湿気が心配なときは、軽く電子レンジで水分を飛ばしてから保存すると安心です。
ステップ7:粉末やオイルに加工する楽しみ
乾燥した唐辛子は、ミルやすり鉢で粉末にすると自家製の一味唐辛子が作れます。
また、乾燥実をそのままオリーブオイルやごま油に漬け込むと、香り高い唐辛子オイルになります。
これらの加工は保存性を高めるだけでなく、自分好みの辛さを調整できる楽しさもあります。

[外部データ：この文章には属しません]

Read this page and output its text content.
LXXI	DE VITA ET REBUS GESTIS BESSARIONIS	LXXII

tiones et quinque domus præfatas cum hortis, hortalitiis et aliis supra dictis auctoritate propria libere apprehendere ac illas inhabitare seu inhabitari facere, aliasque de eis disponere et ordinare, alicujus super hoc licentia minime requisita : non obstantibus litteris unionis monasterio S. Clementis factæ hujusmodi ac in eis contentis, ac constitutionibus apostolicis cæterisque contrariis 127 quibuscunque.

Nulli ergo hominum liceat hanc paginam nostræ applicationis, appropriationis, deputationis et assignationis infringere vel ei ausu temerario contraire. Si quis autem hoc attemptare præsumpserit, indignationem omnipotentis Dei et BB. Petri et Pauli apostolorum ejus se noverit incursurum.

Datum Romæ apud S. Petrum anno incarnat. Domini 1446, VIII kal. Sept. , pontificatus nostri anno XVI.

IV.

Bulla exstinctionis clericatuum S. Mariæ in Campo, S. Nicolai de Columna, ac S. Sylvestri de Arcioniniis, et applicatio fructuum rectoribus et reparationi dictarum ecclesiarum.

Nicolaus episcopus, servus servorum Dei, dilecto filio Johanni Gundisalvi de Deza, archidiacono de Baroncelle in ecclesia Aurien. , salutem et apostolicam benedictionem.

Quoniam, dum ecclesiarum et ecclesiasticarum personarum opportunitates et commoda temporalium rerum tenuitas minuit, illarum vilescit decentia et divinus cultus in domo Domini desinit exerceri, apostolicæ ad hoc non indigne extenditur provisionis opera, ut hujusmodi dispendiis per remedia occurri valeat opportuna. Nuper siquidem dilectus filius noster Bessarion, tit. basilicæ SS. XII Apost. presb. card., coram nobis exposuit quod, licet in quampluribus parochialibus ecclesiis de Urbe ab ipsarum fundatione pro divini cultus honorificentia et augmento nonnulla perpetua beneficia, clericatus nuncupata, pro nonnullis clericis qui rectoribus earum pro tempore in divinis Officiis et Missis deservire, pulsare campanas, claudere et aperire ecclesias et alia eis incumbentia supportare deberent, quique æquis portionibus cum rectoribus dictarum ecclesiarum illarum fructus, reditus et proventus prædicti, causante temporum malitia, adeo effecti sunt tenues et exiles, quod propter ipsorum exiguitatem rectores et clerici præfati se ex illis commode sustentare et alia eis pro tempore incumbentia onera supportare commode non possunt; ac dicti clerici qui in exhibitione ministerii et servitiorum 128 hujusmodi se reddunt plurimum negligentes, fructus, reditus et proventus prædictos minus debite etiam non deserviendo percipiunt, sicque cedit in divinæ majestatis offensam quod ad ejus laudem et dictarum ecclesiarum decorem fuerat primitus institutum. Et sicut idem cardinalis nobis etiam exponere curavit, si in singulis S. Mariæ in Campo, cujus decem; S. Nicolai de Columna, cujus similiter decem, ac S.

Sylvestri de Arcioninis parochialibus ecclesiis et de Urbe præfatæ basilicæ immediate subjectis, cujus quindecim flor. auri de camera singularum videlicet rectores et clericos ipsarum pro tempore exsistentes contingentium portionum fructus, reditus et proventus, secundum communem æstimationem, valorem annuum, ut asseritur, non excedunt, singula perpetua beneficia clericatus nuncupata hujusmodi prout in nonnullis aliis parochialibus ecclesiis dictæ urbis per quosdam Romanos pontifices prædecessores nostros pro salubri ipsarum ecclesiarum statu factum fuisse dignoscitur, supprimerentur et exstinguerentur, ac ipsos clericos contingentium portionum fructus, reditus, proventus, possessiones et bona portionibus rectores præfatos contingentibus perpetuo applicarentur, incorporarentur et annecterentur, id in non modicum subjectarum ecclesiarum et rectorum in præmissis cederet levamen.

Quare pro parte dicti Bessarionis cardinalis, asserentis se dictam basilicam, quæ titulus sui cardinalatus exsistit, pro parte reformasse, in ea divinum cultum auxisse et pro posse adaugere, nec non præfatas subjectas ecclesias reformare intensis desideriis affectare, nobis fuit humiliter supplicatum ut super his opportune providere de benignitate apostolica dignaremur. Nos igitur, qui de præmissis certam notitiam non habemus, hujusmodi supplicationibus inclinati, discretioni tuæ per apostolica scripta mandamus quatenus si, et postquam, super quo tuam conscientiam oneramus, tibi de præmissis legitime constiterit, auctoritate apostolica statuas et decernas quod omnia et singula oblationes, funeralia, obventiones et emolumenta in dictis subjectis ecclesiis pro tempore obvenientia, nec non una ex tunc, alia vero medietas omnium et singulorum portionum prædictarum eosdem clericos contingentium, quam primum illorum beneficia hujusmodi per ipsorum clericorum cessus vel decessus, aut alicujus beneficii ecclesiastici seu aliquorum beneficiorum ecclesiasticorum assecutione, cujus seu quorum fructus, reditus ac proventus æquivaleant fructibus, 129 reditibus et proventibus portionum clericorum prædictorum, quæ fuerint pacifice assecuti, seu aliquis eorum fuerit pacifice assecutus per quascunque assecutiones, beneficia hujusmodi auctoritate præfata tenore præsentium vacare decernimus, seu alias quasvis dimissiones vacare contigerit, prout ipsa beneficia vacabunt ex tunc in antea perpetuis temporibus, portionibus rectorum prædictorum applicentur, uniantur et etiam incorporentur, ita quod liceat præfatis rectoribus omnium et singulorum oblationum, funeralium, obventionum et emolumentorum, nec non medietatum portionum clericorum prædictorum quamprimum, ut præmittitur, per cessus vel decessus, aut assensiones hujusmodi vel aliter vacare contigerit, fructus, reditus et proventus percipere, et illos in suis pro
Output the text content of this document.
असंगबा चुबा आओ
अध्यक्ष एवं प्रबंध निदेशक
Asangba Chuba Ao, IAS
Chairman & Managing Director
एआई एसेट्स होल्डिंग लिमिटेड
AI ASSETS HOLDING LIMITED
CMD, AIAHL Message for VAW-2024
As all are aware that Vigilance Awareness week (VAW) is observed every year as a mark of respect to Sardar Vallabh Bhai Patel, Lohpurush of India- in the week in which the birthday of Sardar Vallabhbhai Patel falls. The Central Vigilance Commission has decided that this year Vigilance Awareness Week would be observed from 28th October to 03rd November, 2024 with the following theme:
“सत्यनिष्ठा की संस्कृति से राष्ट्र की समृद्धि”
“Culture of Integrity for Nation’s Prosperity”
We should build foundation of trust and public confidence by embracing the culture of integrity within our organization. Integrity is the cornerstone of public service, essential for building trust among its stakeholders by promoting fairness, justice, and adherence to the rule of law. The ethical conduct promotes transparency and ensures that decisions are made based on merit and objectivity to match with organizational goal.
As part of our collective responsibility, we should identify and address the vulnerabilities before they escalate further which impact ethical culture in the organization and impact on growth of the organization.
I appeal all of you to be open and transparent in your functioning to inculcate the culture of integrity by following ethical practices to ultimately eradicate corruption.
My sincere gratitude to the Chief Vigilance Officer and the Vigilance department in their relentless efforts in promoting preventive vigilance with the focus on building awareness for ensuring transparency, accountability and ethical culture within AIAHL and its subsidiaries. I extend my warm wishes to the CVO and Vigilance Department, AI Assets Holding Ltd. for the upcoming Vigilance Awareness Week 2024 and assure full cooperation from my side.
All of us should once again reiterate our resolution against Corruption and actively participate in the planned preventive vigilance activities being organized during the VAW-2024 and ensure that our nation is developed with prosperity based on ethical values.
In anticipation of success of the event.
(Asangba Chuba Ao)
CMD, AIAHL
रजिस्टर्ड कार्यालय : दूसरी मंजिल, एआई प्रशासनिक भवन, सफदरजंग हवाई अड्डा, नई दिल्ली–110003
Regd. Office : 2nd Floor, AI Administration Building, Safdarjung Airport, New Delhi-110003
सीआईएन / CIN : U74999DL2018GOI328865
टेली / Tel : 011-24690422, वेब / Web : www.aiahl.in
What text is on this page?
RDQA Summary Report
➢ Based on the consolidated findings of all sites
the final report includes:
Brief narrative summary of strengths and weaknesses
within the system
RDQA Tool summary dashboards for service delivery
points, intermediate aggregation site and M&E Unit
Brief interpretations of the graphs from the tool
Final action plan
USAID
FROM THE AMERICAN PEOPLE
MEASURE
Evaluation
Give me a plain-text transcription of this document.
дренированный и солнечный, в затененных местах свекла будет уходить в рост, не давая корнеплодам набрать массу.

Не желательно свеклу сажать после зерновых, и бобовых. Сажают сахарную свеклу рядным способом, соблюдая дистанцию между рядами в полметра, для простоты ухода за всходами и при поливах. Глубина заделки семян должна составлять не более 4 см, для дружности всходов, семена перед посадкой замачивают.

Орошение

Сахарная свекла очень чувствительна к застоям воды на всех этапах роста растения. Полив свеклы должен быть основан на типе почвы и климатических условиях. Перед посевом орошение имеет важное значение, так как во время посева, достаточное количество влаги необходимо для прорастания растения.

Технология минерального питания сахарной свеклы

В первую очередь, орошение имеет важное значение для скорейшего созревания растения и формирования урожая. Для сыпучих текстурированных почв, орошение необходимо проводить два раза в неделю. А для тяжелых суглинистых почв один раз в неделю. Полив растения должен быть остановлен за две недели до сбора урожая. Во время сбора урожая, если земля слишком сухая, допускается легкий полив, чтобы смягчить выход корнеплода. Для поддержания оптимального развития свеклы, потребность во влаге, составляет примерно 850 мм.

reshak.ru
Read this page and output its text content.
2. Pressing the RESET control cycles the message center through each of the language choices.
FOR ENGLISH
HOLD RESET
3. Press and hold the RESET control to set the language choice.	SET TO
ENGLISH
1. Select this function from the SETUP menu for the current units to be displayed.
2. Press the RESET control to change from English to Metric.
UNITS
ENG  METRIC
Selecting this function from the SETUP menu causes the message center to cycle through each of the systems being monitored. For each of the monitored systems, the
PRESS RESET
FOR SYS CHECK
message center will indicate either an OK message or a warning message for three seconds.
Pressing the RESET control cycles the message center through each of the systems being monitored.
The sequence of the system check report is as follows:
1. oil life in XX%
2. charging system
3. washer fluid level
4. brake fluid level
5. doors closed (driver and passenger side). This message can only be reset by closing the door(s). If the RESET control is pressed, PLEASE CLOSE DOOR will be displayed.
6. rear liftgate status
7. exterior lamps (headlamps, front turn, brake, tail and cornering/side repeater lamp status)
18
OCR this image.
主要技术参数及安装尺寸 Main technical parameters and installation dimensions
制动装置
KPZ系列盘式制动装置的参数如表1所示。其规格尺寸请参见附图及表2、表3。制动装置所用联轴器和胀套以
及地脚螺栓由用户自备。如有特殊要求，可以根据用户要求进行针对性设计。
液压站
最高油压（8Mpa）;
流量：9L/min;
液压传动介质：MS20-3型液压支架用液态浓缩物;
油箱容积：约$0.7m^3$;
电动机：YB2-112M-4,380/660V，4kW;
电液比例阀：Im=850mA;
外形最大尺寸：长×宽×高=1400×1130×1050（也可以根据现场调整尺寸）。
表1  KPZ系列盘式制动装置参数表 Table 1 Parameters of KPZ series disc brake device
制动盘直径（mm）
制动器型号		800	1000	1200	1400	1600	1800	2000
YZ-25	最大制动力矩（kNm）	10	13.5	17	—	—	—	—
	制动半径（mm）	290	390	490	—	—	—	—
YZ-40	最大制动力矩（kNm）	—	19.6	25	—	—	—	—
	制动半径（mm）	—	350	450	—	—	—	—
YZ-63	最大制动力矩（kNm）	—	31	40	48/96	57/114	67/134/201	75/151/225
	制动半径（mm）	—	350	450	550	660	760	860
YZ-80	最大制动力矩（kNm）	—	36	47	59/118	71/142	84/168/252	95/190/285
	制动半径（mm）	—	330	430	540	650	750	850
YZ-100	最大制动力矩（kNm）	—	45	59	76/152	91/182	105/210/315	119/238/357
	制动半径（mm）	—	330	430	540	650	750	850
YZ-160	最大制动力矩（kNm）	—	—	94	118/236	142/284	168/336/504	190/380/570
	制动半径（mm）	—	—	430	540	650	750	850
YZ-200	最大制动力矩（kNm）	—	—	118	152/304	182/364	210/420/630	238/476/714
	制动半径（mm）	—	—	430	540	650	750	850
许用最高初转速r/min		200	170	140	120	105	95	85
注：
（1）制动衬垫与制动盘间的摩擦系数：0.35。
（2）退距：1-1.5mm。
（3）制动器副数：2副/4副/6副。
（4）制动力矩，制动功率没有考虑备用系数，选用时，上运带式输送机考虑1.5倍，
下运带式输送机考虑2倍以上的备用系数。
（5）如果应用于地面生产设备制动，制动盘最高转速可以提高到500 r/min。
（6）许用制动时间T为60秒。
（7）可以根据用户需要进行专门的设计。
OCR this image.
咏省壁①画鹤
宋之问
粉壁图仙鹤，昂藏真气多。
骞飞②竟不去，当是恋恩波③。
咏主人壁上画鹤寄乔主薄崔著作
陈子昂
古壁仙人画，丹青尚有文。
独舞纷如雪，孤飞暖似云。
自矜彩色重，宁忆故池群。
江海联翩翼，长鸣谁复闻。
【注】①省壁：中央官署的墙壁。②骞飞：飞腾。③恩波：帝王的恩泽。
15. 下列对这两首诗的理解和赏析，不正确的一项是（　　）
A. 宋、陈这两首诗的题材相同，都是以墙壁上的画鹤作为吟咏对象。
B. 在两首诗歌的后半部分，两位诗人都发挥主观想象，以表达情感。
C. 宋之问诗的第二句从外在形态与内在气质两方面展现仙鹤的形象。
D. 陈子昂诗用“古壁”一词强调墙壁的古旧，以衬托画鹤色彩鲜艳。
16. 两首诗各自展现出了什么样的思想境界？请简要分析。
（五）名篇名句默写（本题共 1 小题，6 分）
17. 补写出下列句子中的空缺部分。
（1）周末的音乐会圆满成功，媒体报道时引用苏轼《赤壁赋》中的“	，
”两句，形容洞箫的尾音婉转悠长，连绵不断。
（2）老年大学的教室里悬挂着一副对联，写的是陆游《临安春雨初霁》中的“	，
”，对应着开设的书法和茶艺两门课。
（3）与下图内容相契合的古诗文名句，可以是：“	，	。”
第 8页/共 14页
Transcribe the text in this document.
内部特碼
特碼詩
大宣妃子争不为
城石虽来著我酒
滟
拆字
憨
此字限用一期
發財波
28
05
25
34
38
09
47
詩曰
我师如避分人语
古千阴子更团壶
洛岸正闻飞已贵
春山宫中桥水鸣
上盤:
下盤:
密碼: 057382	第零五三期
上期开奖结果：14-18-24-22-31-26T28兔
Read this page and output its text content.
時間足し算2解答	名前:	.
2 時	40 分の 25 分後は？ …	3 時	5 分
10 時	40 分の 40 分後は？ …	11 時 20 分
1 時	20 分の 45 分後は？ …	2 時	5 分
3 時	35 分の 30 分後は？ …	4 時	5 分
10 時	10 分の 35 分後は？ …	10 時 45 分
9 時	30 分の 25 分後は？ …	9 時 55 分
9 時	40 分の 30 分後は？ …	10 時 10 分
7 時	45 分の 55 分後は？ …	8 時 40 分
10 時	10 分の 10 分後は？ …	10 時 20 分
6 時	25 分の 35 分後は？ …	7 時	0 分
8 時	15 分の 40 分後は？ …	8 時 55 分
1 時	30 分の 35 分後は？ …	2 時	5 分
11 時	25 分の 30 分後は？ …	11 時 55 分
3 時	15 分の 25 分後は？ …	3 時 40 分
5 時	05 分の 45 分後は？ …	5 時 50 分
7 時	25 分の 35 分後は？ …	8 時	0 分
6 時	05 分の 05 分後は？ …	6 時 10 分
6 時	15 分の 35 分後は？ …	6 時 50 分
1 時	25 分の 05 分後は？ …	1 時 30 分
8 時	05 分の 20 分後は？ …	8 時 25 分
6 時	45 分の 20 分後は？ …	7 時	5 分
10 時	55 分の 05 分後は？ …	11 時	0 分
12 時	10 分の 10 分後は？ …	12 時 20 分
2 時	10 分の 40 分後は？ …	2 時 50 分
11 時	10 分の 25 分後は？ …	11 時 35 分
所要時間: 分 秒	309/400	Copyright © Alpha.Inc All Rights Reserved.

収穫から保存、そして加工まで工夫することで、プランターで育てた唐辛子を一年中味わえるようになります。

まとめ
唐辛子は、家庭菜園で比較的育てやすい野菜のひとつです。
発芽や苗の植え付けには日当たりと水はけの良い畑を選び、適度な水やりと追肥を行うことで、実付きがよくなります。
また、唐辛子は病害虫に比較的強い一方で、過湿や風通しの悪さに弱いため、畝を高く作ったり株間を広めに確保したりする工夫が重要です。
収穫のタイミングは、実がしっかりと色づき始めた頃がベストです。
青唐辛子として若採りしても、赤く完熟させてもそれぞれの風味を楽しめます。
さらに乾燥保存することで、料理に長く活用できるのも魅力です。
唐辛子を育てる過程は、辛さとともに栽培の達成感を味わえる時間となります。
畑での環境を活かし、ぜひ家庭菜園の一品として挑戦してみましょう。